To a forester sumacs are nurse trees, offering protection to young seedlings of more desirable trees. But to a farmer, sumacs are trash trees, interlopers who would take over his open fields the minute his back is turned. That's exactly what they do on Locust Hill, sneaking out from the edges of the woods into the meadows like maggots, ready to devour any stretch of open land. If they're not cut down in a few years their trunks are as big around as aerosol cans.
Looked at without prejudice, however, sumacs can be extremely handsome. Last week driving home from Cambridge, New York, the dense canopies of sumac leaves turned the roadsides into flashes of fiery orange, brilliant red or sometimes a rich angry purple.
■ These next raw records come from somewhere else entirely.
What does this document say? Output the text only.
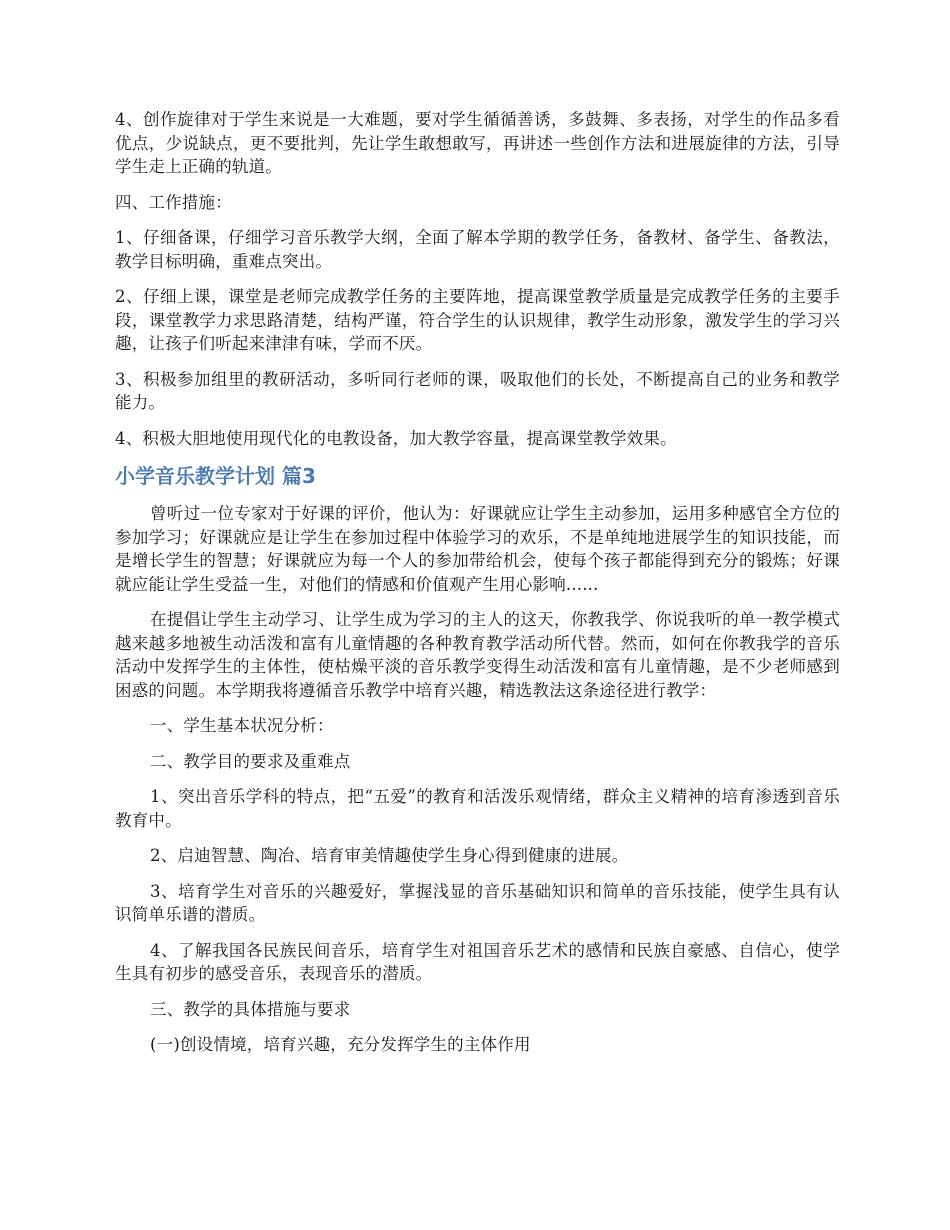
4、创作旋律对于学生来说是一大难题，要对学生循循善诱，多鼓舞、多表扬，对学生的作品多看优点，少说缺点，更不要批判，先让学生敢想敢写，再讲述一些创作方法和进展旋律的方法，引导学生走上正确的轨道。

四、工作措施：

1、仔细备课，仔细学习音乐教学大纲，全面了解本学期的教学任务，备教材、备学生、备教法，教学目标明确，重难点突出。

2、仔细上课，课堂是老师完成教学任务的主要阵地，提高课堂教学质量是完成教学任务的主要手段，课堂教学力求思路清楚，结构严谨，符合学生的认识规律，教学生动形象，激发学生的学习兴趣，让孩子们听起来津津有味，学而不厌。

3、积极参加组里的教研活动，多听同行老师的课，吸取他们的长处，不断提高自己的业务和教学能力。

4、积极大胆地使用现代化的电教设备，加大教学容量，提高课堂教学效果。

小学音乐教学计划 篇3

曾听过一位专家对于好课的评价，他认为：好课就应让学生主动参加，运用多种感官全方位的参加学习；好课就应是让学生在参加过程中体验学习的欢乐，不是单纯地进展学生的知识技能，而是增长学生的智慧；好课就应为每一个人的参加带给机会，使每个孩子都能得到充分的锻炼；好课就应能让学生受益一生，对他们的情感和价值观产生用心影响......

在提倡让学生主动学习、让学生成为学习的主人的这天，你教我学、你说我听的单一教学模式越来越多地被生动活泼和富有儿童情趣的各种教育教学活动所代替。然而，如何在你教我学的音乐活动中发挥学生的主体性，使枯燥平淡的音乐教学变得生动活泼和富有儿童情趣，是不少老师感到困惑的问题。本学期我将遵循音乐教学中培育兴趣，精选教法这条途径进行教学：

一、学生基本状况分析：

二、教学目的要求及重难点

1、突出音乐学科的特点，把“五爱”的教育和活泼乐观情绪，群众主义精神的培育渗透到音乐教育中。

2、启迪智慧、陶冶、培育审美情趣使学生身心得到健康的进展。

3、培育学生对音乐的兴趣爱好，掌握浅显的音乐基础知识和简单的音乐技能，使学生具有认识简单乐谱的潜质。

4、了解我国各民族民间音乐，培育学生对祖国音乐艺术的感情和民族自豪感、自信心，使学生具有初步的感受音乐，表现音乐的潜质。

三、教学的具体措施与要求

(一)创设情境，培育兴趣，充分发挥学生的主体作用
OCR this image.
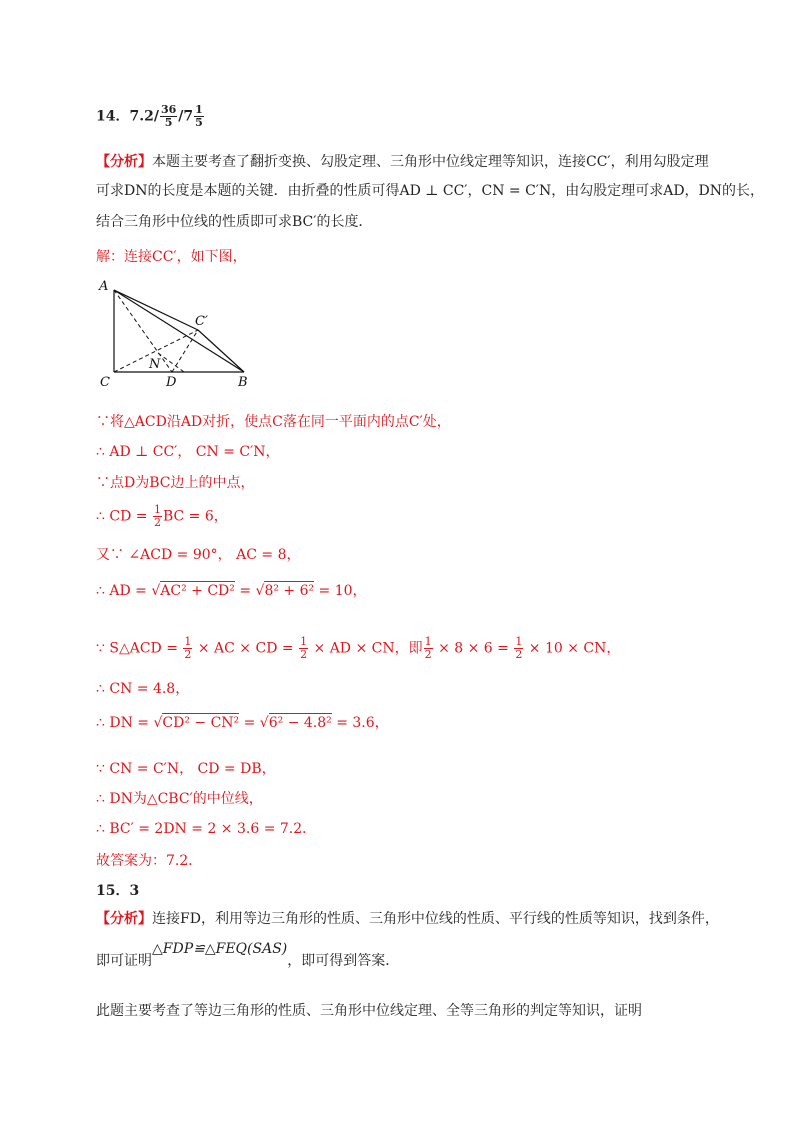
14．$7.2/ \frac{36}{5} /7 \frac{1}{5}$
【分析】本题主要考查了翻折变换、勾股定理、三角形中位线定理等知识，连接CC′，利用勾股定理
可求DN的长度是本题的关键．由折叠的性质可得AD ⊥ CC′，CN = C′N，由勾股定理可求AD，DN的长，
结合三角形中位线的性质即可求BC′的长度．
解：连接CC′，如下图，
A
C	D	B
N
C′
∵将△ACD沿AD对折，使点C落在同一平面内的点C′处，
∴ AD ⊥ CC′， CN = C′N，
∵点D为BC边上的中点，
∴ CD = $\frac{1}{2}$ BC = 6，
又∵ ∠ACD = 90°， AC = 8，
∴ AD = √AC² + CD² = √8² + 6² = 10，
∵ S△ACD = $\frac{1}{2}$ × AC × CD = $\frac{1}{2}$ × AD × CN，即 $\frac{1}{2} \times 8 \times 6 = \frac{1}{2} \times 10$ × CN，
∴ CN = 4.8，
∴ DN = √CD² − CN² = √6² − 4.8² = 3.6，
∵ CN = C′N， CD = DB，
∴ DN为△CBC′的中位线，
∴ BC′ = 2DN = 2 × 3.6 = 7.2．
故答案为：7.2．
15．3
【分析】连接FD，利用等边三角形的性质、三角形中位线的性质、平行线的性质等知识，找到条件，
即可证明△FDP≌△FEQ(SAS)，即可得到答案．
此题主要考查了等边三角形的性质、三角形中位线定理、全等三角形的判定等知识，证明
Their growth habit reminds me of the low flat crowns of Acacia trees that are so common on the savannas of East Africa. Unfortunately I didn't have my camera, and today's picture isn't handsome at all.
The most common sumac is the staghorn
variety, Rhus typhina, so named because its
thick branching twigs are covered with velvety
hairs like the beginning antlers of a stag. In
spring its compound fronds, lined with pinnate
leaflets, are bright green above but silvery white
beneath, a fact which goes unnoticed until they
are lifted by the wind. Its blossoms are born in
very large, dense clusters. The Indians made a
pink lemonade from these blossoms.
Once pollinated, the flowers form hairy clusters of red fruits that sit up like candelabra above the leaves. Squirrels and birds like to dine on these fruits and later drop the undigested seeds, nicely fertilized, where they will germinate. Rabbits and deer find the twigs and bark a nourishing diet in winter when tastier items are no longer available.
Last time we cut down a mess of sumac on Locust Hill I was amazed by the brilliant color of the trunks in cross-section - a sulfurous yellow core, circled by such distinct growth rings in contrasting tan that it was easy to count how many years we'd let them survive. Sumac bark contains an excellent substance for tanning leather, and one variety, Rhus coriaria, is grown in Sicily as a field crop. Its shoots are cut down each year as they are about to flower and the tannic substance is harvested.
Pretty as it is in summer and fall, in winter the sumac looks dead. The ends of its twigs actually do die, and its branches exhibit prominent leaf scars. Its silhouette is ungainly, stiff and angular, without the softening grace of other trees which have many lacy twigs. I'm afraid I will always react with distaste to sumac, the tree as well as the name.